The pictogram recommender is trained on the device, with the problem being posed as a multiclass classification problem, considering previously clicked items as classes for a given location. The model updates itself at regular time intervals by performing automated machine learning steps, including data preprocessing (stay point detection from GPS coordinates, time feature transformation, etc.), model training and, finally, storing the trained model on the local Android file system in order to use it for upcoming predictions. Random Forest is the default classification algorithm, chosen because it is computationally less intensive than other algorithms such as neural networks and that it can handle noisy data.

1. Communicating Basic Needs and Desires. Figure 4 (1) displays four pictograms presented as choices to Anna in the morning. These images have been selected by the LIVOX context aware recommender system as the most appropriate for this context. The recommendations are always presented with a different background color. For example, the first image gives Anna the opportunity to express the natural desire to eat breakfast, and this image shows as a top choice given the time of day (8am), the place (home) and the consideration of previous choices by Anna (she usually eats cereal at this time every day when she is home). We note here that LIVOX learns from the usage habits by keeping track of the frequency with which specific images are chosen, thus insuring that items that are favored show up ahead of other that are seldom used.

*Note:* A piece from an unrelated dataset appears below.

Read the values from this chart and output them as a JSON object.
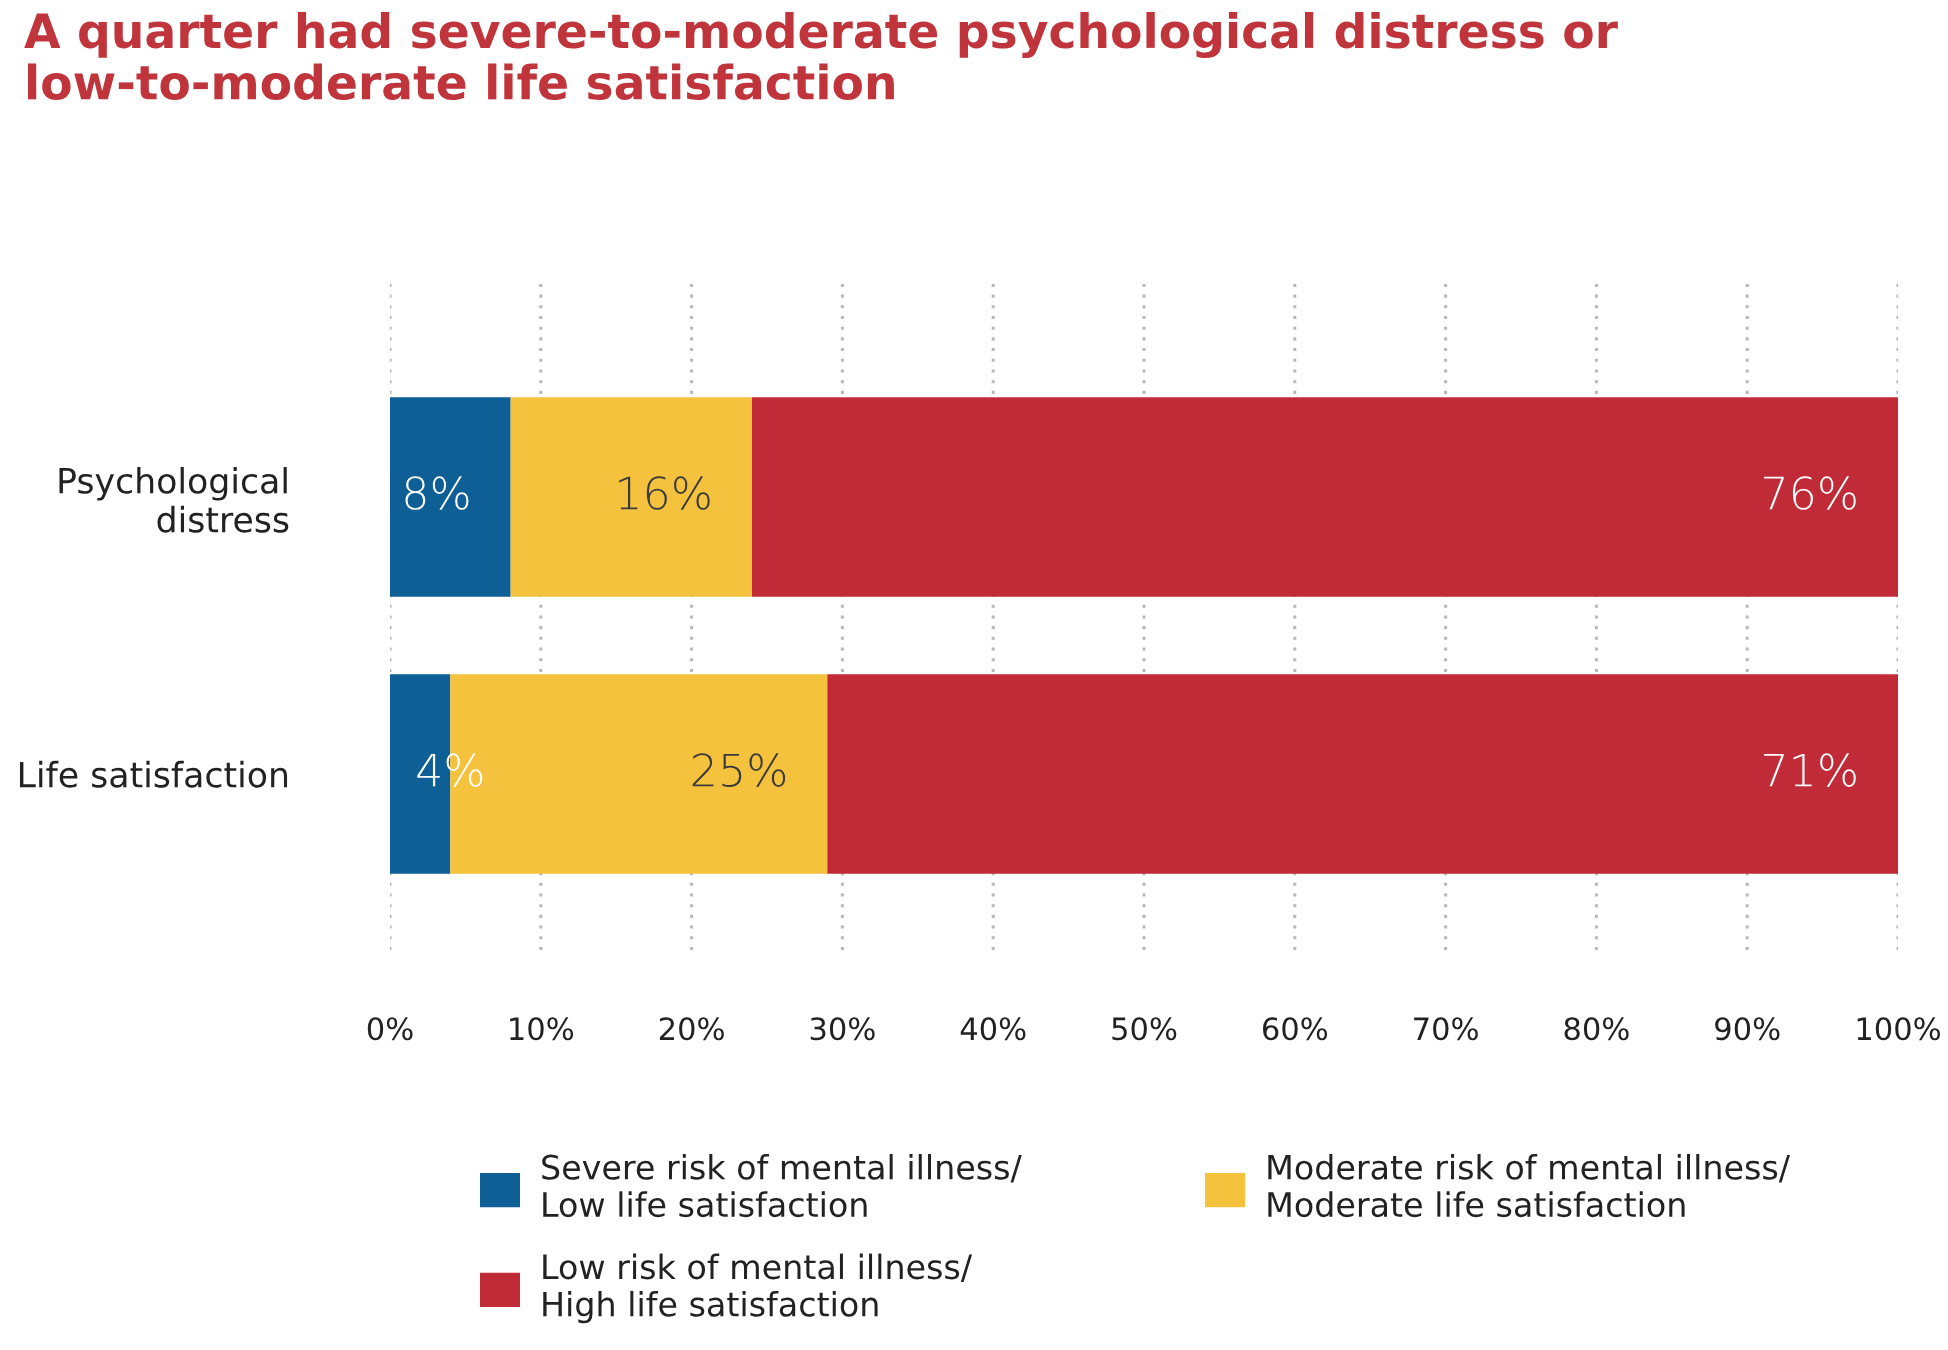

2. Teaching/Learning Literacy. One of the first steps in teaching literacy is assisting students in recognizing vowels and consonants. Such activities include verbal pronunciation, writing of the letter, giving and soliciting examples of words that begin with that letter, etc. We show in Fig. 4 subfigure (2) a scenario where Anna has to decide what is the initial vowel in the picture displaying an airplane. As an introductory step to this activity, LIVOX shows the letter in its written form handwriting and typed, it pronounces it out loud to generate awareness of the sound, and it gives Anna the option to see other images and listen to short songs featuring the letter in diverse contexts. To have more screen space, the teacher opts here to disable LIVOX recommendations during class.

3. Interacting in Diverse Social Contexts. We showcase here the case of a social interaction involving Anna being at a restaurant. As shown in Fig. 4 subfigure (3) she can now use the home screen to select her favorite food in that specific restaurant We want to emphasize that the suggestions presented to Anna at this moment are based on the existing context (time: late afternoon, place: restaurant, item: pizza) and they are different than she would get as recommendations if she was at home or another restaurant, for example.

4. Communicating Routine Activities. Now Anna is back home, in the evening, and the recommender is suggesting to her a “Snack”, as she usually asks for a snack before going to bed. This recommendation shown in Fig. 4 subfigure (4) is based on the time (evening), the place (home) as well as usage pattern (the most frequent item chosen at this time and place is the snack).

4 Conclusion

LIVOX is the first pictogram-based alternative augmentative communication mobile application to incorporate artificial intelligence to adapt to the needs of people with motor skill and verbal communication challenges. First, our system combines a wide range of algorithms to afford flexibility in creating custom items to be presented to the disabled user. Second, the application can adapt itself to diverse motor and cognitive disabilities through algorithms such as IntelliTouch, and Livox Natural Conversation.